Types of Concrete Stud Anchors
Concrete stud anchors are manufactured out of a number of different types of materials or coatings that are used in different types of applications.
- Zinc Plated - the zinc plated concrete stud anchors are manufactured from carbon steel and the zinc plated and is for dry indoor applications where moisture is not present.
- Hot-Dipped Galvanized - concrete stud anchors manufactured from carbon steel and then hot-dipped galvanized for use in outdoor applications where moisture is present.
- 303-304 stainless steel - concrete stud anchors manufactured from these two types of stainless steel are for use in wet environments and may be submerged in water.
- 316 stainless steel - for use in caustic-type environments where chemicals such as chlorine are present or submerged in salt water.
The concrete stud anchor dimensions are described as the diameter of the concrete stud anchor as well as the length of the concrete stud anchor. The available sizes are shown with the diameter first and then the time's sign (X) and then the length for example 3/8" x 5" would describe a concrete stud anchor that is 3/8" in diameter and 5" long.
Diameter - the diameter of the concrete stud anchor refers to the tread end and the diameter of the nut that can be threaded onto it.
Length - the length of the concrete stud anchor is measured as an overall length from one end to the other, including the threads and the clipped area of the stud.
Diameter to Use
The diameter of concrete stud anchor to use in any particular application is dependent on many factors, such as the weight of an object being fastened, depth of embedment, the strength of the concrete, the diameter of the hole in the item being fastened whether or not the diameter has been specified by an engineer. The larger in diameter the concrete stud anchor is the more weight it is able to hold and the deeper the embedment the better the holding value may be attainable.
The higher the strength of concrete that the concrete stud anchor is placed within, the higher the potential holding values will be. The predrilled hole in the fixture may also be a determining factor if the hole in the fixture is a certain size than the diameter of wedge anchor that can be used is limited to the size of concrete stud anchor that will fit through the hole. An engineer for the company of the item being attached determines many types the diameter of concrete stud anchor.
Length to Use
The minimum length of concrete stud anchor to use is determined by adding the thickness of the material being fastened to the minimum embedment for the diameter of concrete stud anchor, plus space for the nut and washer. Each diameter of concrete stud anchor must be installed into the concrete at a minimum depth of embedment.
Diameter of Hole
The diameter of the hole that must be drilled into the concrete must be equal to the diameter of concrete stud anchor being installed, 5/8" concrete stud anchor requires a 5/8" hole.
Depth of Hole
The hole must be drilled a minimum of 1/2" deeper into the concrete then the concrete stud anchor will penetrate. This will ensure that the concrete stud anchor will not bottom out in the hole and will allow space for any dust that is created during the installation process to fall into making sure it does not affect the installation of the concrete stud anchor.

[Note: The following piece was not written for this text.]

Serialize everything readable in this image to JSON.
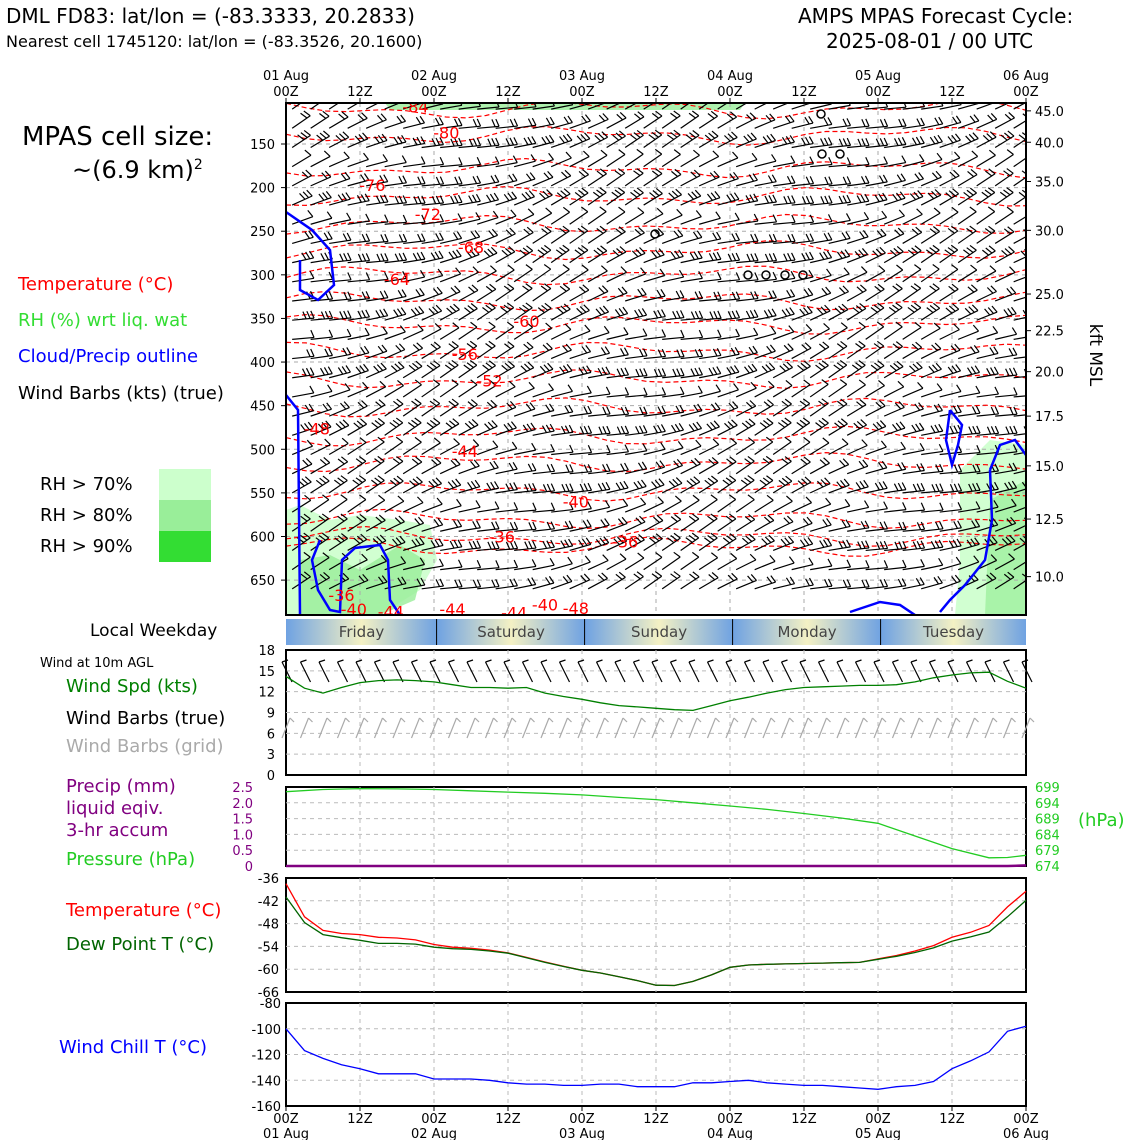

Concrete Stud Anchor Installation
Watch a wedge anchor installation video here or follow the steps below to install a concrete wedge anchor.
- With a hammer drill in the hammer mode and a carbide tipped drill bit that meets ANSI standard B212.15 that is the same diameter as the diameter of the concrete wedge anchor being installed drill a hole in the concrete.
- Drill the depth of the hole a minimum of 1/2” deeper than concrete wedge anchor will penetrate or 1/2” deeper than the minimum depth of embedment.
- Using a wire brush, compressed air or vacuum clean out the hole of all debris and dust.
- Thread the nut onto the threaded end of concrete wedge anchor, so that the top of the nut is flush with the top of the concrete wedge anchor, this will protect the threads from damage during installation.
- Insert concrete wedge anchor, clipped end first, into the predrilled hole in the concrete. If the concrete wedge anchor is being installed through a hole in a fixture make sure that the hole diameter is larger than the diameter of the concrete wedge anchor being used.
- With a hammer strike, the nutted end of the concrete wedge anchor until a minimum of 6 threads are below the surface of the concrete or the surface of the item being attached.
- Using your fingers, tighten the nut.